Original writings by Adrienne Nater

Makings of a Monster


Her Ob/Gyn warned her, no more pregnancies. A third C-Section was too dangerous. She had to risk it, she must present a son into the family; she had failed to do so with his first child, he didnít look at their daughter for months. It was over two years; she assured herself that she was completely healed. The horizontal scar across her abdomen could be cut out would heal again.

So it was that she carried another child, had a third C-Section. God seemed to be good, it was a boy.

And it all started badly. The drops were placed in the newbornís eyes. His reaction was negative, a rash spread over his entire body, into every crevice from the top down. He was bathed in lotions from the get-go.

The surgery she was kept in the hospital for ten days, sent home with her fussing red glowing baby boy.

Every day she carried him out into the sun on the patio laid him on chaise lounge, stripped off his coverings, rubbed him down with baby oil. A month passed he was healed. Now he had to be circumcised, the swelling was gone.

He came home from this procedure in discomfort. Crying, crying, night and day for the next five days. The salves rubbed into his genitals soothed. With the slightest sound from him, he would be picked-up, held in a warm lap, fed, rocked. He healed.
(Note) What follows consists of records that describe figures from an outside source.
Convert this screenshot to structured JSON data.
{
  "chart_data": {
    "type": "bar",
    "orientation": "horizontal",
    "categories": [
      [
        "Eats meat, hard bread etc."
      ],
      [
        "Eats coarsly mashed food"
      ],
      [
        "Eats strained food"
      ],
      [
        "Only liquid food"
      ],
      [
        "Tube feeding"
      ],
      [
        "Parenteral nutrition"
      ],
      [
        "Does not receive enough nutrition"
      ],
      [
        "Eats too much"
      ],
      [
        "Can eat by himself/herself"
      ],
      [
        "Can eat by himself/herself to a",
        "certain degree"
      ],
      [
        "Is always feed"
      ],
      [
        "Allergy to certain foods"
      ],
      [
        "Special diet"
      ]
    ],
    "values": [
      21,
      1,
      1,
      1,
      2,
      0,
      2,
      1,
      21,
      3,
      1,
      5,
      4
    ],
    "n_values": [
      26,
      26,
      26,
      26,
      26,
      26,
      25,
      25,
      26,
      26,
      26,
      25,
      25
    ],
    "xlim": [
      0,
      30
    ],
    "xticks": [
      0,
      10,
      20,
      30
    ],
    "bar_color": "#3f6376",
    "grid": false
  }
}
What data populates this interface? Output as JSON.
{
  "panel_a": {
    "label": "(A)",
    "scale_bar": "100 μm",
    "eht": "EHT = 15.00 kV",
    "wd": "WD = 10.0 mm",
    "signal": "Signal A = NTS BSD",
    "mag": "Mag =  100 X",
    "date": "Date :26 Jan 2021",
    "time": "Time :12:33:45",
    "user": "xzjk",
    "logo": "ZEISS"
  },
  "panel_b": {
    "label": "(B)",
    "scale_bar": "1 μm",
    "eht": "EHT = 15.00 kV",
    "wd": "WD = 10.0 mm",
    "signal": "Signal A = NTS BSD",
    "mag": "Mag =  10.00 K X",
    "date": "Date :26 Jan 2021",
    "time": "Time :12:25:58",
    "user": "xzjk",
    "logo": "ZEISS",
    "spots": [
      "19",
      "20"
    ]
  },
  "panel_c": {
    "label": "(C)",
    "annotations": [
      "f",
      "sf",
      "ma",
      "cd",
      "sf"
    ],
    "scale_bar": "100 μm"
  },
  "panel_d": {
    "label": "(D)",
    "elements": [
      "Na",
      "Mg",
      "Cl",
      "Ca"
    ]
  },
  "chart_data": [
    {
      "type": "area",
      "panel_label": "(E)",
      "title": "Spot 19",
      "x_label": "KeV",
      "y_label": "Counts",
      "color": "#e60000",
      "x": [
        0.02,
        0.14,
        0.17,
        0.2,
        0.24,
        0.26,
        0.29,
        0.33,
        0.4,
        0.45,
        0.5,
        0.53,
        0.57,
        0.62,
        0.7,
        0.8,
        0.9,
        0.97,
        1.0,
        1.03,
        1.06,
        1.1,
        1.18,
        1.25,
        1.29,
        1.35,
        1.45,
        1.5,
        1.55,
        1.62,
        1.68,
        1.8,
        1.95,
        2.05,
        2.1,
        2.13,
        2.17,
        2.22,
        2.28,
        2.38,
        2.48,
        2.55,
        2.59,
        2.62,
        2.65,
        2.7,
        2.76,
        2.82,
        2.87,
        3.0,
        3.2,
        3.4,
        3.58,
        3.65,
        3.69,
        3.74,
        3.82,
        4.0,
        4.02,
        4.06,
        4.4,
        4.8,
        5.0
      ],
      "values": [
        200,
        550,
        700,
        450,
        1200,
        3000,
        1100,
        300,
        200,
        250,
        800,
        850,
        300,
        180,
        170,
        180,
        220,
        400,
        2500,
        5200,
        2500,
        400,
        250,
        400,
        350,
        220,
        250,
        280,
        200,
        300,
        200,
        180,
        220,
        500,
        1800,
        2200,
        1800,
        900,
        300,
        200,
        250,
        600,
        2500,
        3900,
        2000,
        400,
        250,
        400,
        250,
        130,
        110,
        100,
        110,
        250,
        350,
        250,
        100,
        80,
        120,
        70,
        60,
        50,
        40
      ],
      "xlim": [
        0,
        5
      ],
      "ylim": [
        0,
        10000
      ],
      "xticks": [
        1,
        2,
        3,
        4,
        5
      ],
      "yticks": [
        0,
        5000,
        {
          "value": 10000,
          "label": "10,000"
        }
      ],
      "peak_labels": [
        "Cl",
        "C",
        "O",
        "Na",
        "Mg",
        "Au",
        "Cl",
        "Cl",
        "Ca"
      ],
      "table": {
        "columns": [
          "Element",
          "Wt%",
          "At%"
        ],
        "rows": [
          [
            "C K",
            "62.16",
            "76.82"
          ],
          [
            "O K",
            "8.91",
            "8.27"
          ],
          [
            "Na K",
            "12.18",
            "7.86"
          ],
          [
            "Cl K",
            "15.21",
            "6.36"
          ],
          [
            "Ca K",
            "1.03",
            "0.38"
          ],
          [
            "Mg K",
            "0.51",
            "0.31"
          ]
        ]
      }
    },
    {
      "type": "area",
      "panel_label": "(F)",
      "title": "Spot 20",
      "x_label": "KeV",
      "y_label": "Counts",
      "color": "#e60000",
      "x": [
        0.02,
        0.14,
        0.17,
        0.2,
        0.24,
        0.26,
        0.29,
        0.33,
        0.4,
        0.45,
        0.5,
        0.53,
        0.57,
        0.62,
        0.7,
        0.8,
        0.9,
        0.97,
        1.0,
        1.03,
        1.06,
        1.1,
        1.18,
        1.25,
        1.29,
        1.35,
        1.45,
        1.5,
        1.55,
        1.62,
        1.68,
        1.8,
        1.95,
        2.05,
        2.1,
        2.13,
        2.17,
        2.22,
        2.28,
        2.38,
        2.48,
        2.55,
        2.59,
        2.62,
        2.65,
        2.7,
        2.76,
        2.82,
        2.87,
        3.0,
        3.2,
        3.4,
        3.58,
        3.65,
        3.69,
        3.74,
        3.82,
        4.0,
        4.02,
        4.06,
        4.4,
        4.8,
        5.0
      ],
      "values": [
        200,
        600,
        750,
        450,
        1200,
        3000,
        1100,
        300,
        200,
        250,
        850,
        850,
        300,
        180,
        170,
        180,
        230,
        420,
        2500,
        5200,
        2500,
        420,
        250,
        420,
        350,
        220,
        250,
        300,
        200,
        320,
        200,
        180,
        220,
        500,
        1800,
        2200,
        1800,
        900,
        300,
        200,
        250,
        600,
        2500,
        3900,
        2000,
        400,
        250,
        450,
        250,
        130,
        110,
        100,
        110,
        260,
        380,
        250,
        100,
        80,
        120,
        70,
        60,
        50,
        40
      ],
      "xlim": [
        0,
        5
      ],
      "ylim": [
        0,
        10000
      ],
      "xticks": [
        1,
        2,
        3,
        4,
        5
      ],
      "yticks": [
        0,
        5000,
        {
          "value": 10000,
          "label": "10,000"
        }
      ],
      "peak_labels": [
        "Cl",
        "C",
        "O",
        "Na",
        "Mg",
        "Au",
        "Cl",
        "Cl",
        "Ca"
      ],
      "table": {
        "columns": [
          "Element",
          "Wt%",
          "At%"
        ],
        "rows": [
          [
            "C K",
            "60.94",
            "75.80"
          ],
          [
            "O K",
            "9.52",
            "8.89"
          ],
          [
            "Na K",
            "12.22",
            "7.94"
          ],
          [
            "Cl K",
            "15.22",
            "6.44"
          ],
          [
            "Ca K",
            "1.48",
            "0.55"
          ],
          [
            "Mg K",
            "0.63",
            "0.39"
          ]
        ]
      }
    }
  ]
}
The personal attention subsided. No warm massages, no out of schedule bottles, no rocking on demand, no warm lap.

He had an answer. Develop food allergies, asthma; turn blue from gagging; day and night. His world would be of his own making.

He had a mop of gorgeous curly hair that covered his head like a crown; a beautiful child; this outer beauty not to extend within.

Being potty trained, for him an objectionable exercise in the lessons of life. He taught himself to sit smile for extended lengths of time; the longer the better. He was the king on his throne, giving his gifts when and as he pleased. But this was not enough. There was more, lots more. Being seated on his throne was step one. Being in his crib presented an even bigger throne. This was his perfect place for truth and consequence; leave me alone you suffer. He would wait. Company would come over, he was cut off from attention; it was then that he became an artist in drawing in shades of brown. He painted on walls, on sheets, on railings of his crib, on his body, on his face, in his ears, up his nose, in his hair. He could not smell the painting matter, the clean-up crew of one could; his oldest sister.

But this was not enough. He wet his bed. This act demanded that father leave his bed; take him to the john, two times a night. It made no difference, the flood came. Withholding liquids, forget it. He could saturate a mattress in no time at all. Divide and conquer. Divide he did. What a coup.

Maturity accelerated his demands. Everything, anything wanted demanded he got. The emotional blackmail was well in place. The God given David was a Goliath albeit of small physical stature, but a Goliath nevertheless.

His lies were believed, his thefts, his cruelties excused. There was nothing that he did that wasnít excused. It may have been encouraged. Kindness was not part of his sensitivities.

He blamed his mother for his fatherís death. He blamed his father for dying. He was a get even guy. So were the self punishments. His three marriages failed. His son was now the Goliath, The payback is complete. He is alone, no mother, no father, rejected by his children, his siblings, a failure professionally, isolated.